Another Participant may need to develop a resume but, for the time being, he may simply need to take inventory of what he has actually done over a period of time. This might be the first time he actually sees that he has had some useful work experience.  For example, if in prison for five years, he may have cooked breakfast for 200 people daily and/or ordered food for the prison weekly.  This ex-offender might not previously have thought to list his former prison as an employer—and suddenly he realizes that he can get a job in restaurant management—and he discovered it!

Take Comprehensive and Readable Handwritten Notes

By your handwriting notes on the pre-printed Participant Registration & Intake Form, your initial conversation with the Participant will help you (and other Mentors) identify her strengths as well as the problems that underlie her joblessness and/or other needs.  For example, is the problem: inadequate skills, substance abuse, or lack of dependable child care?  You write down the Participant’s employment history.  This will help you determine what the Participant did well in the past and what she dreams about doing in the future. 

Together, the Participant and you identify the next steps which will move the Participant toward employment.  Typical next steps might be: obtain an identification card, get a haircut, or find phone numbers for references.  You write this on the Participant Registration & Intake Form (initial visit), or the Participant/Samaritan Mentor Visit Form (subsequent visits), and the Employment and Social Services Referral Form (all visits). Whether the Participant is seeking a photo ID or developing a resume—it involves steps.  Therefore, it is very important that the you keep track of each Participant’s next steps by writing detailed notes.
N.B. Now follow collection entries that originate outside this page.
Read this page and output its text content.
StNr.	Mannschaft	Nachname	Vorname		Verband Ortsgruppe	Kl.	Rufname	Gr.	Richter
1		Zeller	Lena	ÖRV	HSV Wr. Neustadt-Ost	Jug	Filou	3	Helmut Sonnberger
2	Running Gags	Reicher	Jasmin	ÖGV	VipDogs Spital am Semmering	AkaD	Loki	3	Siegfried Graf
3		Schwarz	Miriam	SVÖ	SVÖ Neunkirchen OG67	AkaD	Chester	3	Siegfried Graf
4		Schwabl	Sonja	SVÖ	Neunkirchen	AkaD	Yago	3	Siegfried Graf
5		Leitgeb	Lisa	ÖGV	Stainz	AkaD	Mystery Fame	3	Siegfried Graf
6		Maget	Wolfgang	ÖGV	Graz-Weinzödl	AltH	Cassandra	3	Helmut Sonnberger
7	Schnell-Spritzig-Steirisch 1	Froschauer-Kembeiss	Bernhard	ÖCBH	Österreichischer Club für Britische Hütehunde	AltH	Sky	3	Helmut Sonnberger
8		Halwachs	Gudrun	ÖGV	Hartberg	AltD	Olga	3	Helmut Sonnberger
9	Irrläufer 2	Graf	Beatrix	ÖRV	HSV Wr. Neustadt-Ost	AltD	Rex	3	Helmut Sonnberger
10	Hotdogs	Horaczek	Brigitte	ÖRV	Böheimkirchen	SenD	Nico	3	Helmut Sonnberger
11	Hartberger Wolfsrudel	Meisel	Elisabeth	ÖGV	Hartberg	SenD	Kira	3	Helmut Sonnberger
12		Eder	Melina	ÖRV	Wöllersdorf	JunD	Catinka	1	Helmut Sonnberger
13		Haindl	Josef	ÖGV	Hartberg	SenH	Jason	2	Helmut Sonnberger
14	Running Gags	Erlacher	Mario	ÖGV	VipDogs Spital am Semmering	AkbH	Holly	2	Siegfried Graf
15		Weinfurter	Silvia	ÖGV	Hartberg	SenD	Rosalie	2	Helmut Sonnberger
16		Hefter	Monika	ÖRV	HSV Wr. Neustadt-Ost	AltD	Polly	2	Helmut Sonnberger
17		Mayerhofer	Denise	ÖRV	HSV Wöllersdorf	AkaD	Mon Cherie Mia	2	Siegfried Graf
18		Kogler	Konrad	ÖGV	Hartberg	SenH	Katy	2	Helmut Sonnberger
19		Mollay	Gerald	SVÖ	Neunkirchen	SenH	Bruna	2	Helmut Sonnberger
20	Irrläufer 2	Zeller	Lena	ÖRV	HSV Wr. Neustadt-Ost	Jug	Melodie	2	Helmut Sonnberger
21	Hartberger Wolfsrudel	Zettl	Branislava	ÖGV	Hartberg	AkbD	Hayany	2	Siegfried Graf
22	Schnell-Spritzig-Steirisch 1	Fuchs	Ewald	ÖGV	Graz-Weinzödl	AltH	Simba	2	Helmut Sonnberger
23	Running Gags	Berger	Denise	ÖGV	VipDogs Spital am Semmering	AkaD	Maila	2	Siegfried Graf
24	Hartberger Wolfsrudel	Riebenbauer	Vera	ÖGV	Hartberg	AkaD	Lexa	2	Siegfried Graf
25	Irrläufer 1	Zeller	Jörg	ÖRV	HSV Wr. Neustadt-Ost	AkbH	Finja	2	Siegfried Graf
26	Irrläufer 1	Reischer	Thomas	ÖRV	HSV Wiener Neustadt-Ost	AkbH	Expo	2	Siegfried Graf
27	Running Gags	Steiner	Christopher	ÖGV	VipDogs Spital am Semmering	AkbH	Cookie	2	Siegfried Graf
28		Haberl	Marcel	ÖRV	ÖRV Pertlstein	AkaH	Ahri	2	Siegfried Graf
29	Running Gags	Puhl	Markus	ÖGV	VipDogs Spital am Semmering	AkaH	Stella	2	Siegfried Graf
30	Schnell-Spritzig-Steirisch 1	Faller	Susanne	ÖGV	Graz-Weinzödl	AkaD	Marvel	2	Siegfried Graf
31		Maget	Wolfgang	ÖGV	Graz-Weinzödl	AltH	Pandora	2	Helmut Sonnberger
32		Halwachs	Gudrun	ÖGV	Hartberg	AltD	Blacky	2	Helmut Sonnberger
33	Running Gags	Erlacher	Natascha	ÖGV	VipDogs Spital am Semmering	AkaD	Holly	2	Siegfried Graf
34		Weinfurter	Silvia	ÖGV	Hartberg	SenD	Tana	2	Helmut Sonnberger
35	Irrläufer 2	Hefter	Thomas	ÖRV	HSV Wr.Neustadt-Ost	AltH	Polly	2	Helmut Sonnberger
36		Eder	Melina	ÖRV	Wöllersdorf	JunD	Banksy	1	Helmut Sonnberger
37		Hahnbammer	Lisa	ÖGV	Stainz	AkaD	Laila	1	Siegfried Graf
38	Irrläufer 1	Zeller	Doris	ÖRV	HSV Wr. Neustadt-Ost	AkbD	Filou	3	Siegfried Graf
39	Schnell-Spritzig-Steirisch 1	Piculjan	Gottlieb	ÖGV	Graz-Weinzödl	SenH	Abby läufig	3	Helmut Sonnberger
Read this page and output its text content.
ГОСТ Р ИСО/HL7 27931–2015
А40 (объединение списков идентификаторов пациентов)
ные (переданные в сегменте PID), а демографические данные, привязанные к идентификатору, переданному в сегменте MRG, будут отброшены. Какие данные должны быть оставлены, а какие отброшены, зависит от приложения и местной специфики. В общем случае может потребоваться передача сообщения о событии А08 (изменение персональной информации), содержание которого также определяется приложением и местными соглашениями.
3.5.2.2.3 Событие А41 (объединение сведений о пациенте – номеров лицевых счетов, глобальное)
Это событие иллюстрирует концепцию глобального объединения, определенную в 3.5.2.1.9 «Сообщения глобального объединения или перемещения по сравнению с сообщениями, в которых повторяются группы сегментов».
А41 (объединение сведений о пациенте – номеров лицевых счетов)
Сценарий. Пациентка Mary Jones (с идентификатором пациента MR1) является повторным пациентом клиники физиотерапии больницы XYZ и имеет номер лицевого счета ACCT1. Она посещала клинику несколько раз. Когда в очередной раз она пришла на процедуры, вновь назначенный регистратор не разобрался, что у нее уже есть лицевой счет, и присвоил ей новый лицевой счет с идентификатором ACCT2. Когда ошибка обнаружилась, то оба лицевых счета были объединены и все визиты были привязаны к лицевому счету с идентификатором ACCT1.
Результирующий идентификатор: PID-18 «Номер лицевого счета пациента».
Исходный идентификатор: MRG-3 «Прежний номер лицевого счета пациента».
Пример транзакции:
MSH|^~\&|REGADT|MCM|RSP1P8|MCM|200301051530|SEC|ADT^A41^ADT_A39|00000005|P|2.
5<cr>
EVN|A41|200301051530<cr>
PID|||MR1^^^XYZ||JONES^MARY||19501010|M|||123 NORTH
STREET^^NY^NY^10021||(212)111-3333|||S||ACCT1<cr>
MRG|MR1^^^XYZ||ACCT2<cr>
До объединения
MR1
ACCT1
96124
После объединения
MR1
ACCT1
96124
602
The Participant’s original Registration and Intake Form is available to you, or any other Mentor.  This form contains confidential information and is kept under lock and key by the Next Step Program Director.  But it is always available to a Mentor as s/he works to help a Participant take his/her next steps.  

Working with Participants Over Time 

There are numerous forms, e.g., 12-Step Meeting Log Form, Budget Analysis Form, Daily Job Search Log Form, Individual Development Plan Checklist, Job Placement Log Form, and Reference Checklist Form that you will use over time (weeks, months, and years) to help Participants maintain a record of their employment-related activities.  These are all found under “Resources/Forms” on  www.NextStepsSC.org.   The Next Step Program Director should keep all these hand-written records under lock and key.  Part of the information on these forms will be transcribed in the Outcomes section of the Charity Tracker Plus Database at www.SouthCarolinaMinistries.org.  Mentors will work with the Database Management Team to decide which information to transcribe into the Database.  If it is relevant to the Participant’s next steps, include it; if not, don’t include it.

Through these ongoing conversations, week after week, month after month, and year after year; you and other Mentors will provide your Participants the moral support that will play a vital role in them making positive changes in their life.

Next Steps of South Carolina is indebted to Samaritan Ministry of Greater Washington (www.samaritanministry.org ), Lazarus Ministry of Christ Episcopal Church, Alexandria, VA (www.historicchristchurch.org), and The Cooperative Ministry, Columbia, SC (www.coopmin.org) for allowing us to pattern our Next Step Program after their successful ministries.